Increasing efficiency of CO2 assimilation in synthetic autotrophic Pichia pastoris
SUPERVISOR: DIETHARD MATTANOVICH
Background.
Recently a synthetic autotrophic Pichia pastoris strain was developed at acib and BOKU (Gassler et al. 2019). While CO2 assimilation of this strain is highly efficient in terms of mass and energy balance, the rates are limited by the specific activity of the orthologous Calvin-Benson-Bassham cycle setup. Potential bottlenecks are chaperones and cofactors of RuBisCO, and the peroxisomal energy and electron transport.
Aims and methods.
In this respect we plan to evaluate and engineer the role of native cofactors of Thiobacillus denitrificans type II RuBisCO (such as chaperones GroEL/GroES and potential cofactors CbbQ/CbbO), and to overexpress the native yeast peroxisomal ATP transporter gene, as well as components of the malate/oxaloacetate shuttle to exchange electrons from cytosolic to peroxisomal NADH, such as malate dehydrogenase (Visser et al. 2007). As growth of the yeast strain depends fully on the intact CBB cycle and its rate, this offers a unique platform to engineer the optimum recombinant setup of RuBisCO and its cofactors, including evolutionary engineering.

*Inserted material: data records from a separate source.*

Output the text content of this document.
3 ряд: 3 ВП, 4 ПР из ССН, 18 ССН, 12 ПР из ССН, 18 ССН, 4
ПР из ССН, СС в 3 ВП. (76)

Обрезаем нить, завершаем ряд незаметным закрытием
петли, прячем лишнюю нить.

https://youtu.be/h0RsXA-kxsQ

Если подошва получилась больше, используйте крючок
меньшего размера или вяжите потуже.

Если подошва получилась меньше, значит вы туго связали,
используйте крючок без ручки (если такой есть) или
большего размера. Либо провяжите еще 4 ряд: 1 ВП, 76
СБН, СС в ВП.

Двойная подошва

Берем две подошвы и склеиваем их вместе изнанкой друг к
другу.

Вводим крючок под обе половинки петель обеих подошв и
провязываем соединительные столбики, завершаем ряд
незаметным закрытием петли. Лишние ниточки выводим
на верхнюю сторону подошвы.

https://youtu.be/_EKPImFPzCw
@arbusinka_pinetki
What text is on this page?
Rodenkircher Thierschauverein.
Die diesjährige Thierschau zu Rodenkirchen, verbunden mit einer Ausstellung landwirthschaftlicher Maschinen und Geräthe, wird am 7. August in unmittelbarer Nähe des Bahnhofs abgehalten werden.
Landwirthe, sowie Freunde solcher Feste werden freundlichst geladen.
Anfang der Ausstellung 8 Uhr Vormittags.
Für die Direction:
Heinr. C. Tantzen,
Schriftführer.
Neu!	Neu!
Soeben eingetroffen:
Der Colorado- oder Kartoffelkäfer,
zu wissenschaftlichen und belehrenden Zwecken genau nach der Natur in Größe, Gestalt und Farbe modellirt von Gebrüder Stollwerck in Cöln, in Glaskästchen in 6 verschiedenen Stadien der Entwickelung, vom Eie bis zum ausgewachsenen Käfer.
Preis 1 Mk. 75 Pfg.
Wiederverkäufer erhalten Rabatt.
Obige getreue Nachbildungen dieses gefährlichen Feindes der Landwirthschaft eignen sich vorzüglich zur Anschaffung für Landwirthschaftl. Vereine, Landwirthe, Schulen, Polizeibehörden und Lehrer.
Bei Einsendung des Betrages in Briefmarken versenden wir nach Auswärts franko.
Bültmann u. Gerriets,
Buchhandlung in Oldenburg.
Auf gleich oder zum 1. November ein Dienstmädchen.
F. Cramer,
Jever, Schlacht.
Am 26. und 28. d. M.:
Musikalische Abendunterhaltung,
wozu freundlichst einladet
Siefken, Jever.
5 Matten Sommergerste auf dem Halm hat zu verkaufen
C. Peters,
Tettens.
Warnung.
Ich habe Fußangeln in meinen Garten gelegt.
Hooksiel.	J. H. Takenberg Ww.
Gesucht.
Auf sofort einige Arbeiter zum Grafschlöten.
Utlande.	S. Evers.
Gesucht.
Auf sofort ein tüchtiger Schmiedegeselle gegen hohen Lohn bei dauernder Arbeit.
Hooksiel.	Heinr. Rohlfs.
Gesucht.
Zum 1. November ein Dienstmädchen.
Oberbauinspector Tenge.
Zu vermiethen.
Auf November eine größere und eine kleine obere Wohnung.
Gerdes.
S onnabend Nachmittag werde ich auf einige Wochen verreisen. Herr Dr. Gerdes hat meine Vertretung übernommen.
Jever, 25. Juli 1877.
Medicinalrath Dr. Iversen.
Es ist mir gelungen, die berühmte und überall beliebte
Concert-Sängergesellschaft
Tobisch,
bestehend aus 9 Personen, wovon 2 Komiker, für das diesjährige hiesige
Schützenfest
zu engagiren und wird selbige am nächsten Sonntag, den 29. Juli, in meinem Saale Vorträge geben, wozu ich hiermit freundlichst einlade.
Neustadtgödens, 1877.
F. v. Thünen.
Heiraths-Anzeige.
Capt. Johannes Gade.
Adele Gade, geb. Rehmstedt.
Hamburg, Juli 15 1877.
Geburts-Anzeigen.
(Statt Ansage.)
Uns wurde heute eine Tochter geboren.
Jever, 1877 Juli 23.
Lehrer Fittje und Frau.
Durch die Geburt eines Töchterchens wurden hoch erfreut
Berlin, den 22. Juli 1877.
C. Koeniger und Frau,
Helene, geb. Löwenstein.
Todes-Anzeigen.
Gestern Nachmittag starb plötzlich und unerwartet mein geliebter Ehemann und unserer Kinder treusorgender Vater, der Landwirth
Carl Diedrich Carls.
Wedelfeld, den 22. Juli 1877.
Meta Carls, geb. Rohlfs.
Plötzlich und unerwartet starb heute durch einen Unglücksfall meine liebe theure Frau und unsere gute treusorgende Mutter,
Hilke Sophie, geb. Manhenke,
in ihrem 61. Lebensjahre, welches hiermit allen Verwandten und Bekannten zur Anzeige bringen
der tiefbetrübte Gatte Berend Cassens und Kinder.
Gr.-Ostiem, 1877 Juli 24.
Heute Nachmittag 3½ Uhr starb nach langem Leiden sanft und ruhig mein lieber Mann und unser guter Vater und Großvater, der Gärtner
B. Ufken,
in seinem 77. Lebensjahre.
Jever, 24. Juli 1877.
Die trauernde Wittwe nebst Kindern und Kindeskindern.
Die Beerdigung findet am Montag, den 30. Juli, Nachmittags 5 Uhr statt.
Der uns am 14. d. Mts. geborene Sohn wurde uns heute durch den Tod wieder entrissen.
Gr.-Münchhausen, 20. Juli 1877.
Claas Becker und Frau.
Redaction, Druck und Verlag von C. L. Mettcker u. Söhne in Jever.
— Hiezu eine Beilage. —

This will be addressed also by creating libraries of RuBisCO mutants as well as expression libraries combining variants of expression strength of the CBB genes. By utilizing the growth coupling of the efficiency of CO2 assimilation we can directly select for the best variants, as well as support cell engineering by adaptive laboratory evolution. Selected variants will be characterized by sequencing the respective gene variants or the genomes of mutants, respectively.